Walaupun tidak mantap sekali, kalangan sarjana atau peneliti dunia yang meneliti Bali (Baliologist) memiliki perhimpunan yang menjadi arena buat mereka untuk berbagi isu-isu penelitian mutakhir. Mereka tergabung dalam apa yang dulu disebut Society fo Balinese Studies (SBS), semula dirintis oleh AAM Djelantik, Prof Suryani, Prof Ngurha Bagus, Dr. David Stuart Fox (Belanda).
Beberapa kali kalangan Baliologist menggelar konferensi internasional, untuk sharing hasil penelitian mereka tentang Bali. Mereka pernah berseminar di Leiden, Amerika, Asutralia, dan di Bali sendiri.
Dari seminar di Amerika, misalnya, terbit buku Being Modern in Bali (1996) disunting oleh Adrian Vickers, seminar Sydney menghasilkan buku Staying local in the global village: Bali in the twentieth century (1999) suntingan Linda Connor dan Raechelle Rubinstein, sedangkan seminar Bali tahun 2000 menghasilkan buku To Change Bali suntingan Adrian Vickers dan I Nyoman Darma Putra (bersama Michelle Ford).
Tahun 2012 ini, Baliologist, bersepakat untuk mengadakan konferensi internasional di Bali, 16-18 Juli 2012, di Unud, Denpasar, bertepatan dengan perayaan 50 tahun Universitas Udayana.
Budayawan Goenawan Mohamad dan Gubernur Bali Made Mangku Pastika akan tampil sebagai pembicara kunci (keynote speaker) dalam konferensi internasional bertema “Bali in Global Asia, Between Modernization and Heritage Formation”.

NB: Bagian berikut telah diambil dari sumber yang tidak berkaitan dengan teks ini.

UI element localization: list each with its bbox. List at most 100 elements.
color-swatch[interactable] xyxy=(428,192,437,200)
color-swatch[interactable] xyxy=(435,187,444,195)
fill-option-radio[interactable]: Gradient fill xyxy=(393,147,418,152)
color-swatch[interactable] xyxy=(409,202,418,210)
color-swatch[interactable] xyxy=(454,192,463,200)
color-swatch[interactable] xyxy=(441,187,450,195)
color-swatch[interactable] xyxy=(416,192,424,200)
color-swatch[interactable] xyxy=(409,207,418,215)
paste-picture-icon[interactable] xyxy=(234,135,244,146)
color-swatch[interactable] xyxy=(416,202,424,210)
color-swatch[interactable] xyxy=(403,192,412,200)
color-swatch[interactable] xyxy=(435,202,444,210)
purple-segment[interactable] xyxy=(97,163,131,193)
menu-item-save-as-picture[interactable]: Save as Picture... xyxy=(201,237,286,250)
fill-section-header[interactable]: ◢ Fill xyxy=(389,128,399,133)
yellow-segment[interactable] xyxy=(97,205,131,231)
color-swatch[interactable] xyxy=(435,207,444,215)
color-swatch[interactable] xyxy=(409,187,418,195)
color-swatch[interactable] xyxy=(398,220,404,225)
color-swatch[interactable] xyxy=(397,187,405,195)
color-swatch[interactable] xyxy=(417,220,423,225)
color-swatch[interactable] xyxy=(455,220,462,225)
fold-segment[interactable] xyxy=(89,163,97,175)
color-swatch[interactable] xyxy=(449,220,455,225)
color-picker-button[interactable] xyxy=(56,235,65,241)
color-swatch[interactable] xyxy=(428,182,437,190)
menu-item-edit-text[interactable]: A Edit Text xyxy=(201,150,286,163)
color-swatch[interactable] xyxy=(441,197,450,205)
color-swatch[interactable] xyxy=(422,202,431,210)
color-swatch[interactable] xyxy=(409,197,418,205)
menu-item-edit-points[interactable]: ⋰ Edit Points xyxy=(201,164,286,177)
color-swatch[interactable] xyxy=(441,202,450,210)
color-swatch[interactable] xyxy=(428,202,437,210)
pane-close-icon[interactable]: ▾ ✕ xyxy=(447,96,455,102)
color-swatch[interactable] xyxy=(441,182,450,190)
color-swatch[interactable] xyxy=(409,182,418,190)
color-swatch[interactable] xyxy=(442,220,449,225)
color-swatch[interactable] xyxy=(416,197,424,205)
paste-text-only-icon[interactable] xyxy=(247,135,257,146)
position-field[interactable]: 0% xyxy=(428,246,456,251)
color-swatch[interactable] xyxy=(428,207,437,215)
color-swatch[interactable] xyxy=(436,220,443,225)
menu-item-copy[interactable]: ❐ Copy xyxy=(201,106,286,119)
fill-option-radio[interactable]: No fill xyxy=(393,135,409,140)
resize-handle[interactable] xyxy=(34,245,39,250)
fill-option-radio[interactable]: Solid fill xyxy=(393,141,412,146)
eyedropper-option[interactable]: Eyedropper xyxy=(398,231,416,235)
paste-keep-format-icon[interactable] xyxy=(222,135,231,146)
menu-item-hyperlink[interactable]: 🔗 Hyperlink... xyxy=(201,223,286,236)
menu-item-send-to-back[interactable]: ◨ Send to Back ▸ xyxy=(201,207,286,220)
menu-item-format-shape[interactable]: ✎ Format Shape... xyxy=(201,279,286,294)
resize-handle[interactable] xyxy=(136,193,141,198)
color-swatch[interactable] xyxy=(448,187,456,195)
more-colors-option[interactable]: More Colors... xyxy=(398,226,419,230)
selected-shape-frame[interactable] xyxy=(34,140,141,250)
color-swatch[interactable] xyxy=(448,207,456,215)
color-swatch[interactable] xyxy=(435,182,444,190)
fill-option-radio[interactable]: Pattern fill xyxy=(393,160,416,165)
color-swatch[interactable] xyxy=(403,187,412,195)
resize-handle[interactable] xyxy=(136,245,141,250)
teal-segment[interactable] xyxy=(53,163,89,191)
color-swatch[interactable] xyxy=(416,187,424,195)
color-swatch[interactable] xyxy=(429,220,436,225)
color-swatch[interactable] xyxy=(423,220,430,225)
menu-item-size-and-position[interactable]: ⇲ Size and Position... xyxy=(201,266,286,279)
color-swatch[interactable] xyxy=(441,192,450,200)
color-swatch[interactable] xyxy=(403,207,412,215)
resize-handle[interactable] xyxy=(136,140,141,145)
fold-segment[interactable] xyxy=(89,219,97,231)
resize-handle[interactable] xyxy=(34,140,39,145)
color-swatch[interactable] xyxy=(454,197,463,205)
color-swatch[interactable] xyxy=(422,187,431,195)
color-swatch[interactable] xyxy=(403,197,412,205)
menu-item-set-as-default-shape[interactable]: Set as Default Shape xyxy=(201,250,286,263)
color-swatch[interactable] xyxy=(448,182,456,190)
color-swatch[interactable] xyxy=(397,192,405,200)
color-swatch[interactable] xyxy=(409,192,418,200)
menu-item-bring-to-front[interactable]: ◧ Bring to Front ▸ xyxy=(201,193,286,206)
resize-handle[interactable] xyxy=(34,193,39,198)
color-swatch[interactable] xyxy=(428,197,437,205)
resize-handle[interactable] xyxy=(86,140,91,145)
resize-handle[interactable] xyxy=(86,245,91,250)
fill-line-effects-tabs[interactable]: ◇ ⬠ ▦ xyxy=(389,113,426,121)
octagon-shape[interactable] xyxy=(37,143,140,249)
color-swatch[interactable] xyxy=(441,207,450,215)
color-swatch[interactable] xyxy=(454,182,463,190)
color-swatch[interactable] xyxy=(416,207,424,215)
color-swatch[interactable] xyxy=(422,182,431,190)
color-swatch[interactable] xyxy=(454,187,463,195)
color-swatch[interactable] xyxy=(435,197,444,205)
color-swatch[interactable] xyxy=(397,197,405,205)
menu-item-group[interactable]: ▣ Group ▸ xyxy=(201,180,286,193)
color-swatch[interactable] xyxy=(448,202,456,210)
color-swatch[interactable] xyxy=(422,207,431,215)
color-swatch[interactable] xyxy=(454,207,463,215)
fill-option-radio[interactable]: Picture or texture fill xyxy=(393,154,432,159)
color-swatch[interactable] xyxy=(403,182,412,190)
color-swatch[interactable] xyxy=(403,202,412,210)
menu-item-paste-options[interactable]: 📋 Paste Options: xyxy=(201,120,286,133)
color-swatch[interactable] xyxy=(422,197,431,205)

Konferensi ini digagas oleh Prof. Henk Schulte Nordholt (KITLV), Prof Ardika dan Prof Darma Putra (Unud), dan Prof. Brigitta Hauser-Schaublin (University of Göttingen).
Konferensi diperkirakan diikuti 150 sarjana luar dan dalam negeri. Panitia internasional yang dipimpin Prof. Schulte Nordholt tengah tengah menyeleksi abstrak makalah yang dikirim para peminat. Panitia menerima 140 abstrak makalah dari kemungkinan 96 bisa ditampung dalam seminar dua hari. Calon pembicara seminar ini datang dari seluruh dunia seperti Jerman, Jepang, Belanda, Amerika, Australia, dan Paris.
Konferensi direncanakan dimeriahkan dengan pemutaran untuk publik film dokumenter “Healing of Bali” karya John Darling (almarhum). Film ini diangkat dari tragedi bom Bali Oktober 2002, dan pemutarannya bertepatan dengan satu dekade insiden tersebut.
Konferensi Bali kali ini juga diharapkan bisa menghasilkan beberapa publikasi yang akan menjadi kontribusi penting dalam studi Bali pada khususnya dan studi sosial budaya pada umumnya. Buku dan publikasi tersebut akan menjadi promosi Bali pada warga dunia lewat jalur pendidikan.
Seperti halnya para peneliti berutang budi pada Bali karena menyediakan diri sebagai objek riset yang menarik, Bali pun berutang budi pada para peneliti karena melalui karya tulis mereka, Bali kian populer.***
I Nyoman Darma Putra, dosen Fakultas Sastra Unud, Ketua Panitia Konferensi Internasional ‘Bali in Global Asia: Between Modrnization and Heritage Formation”.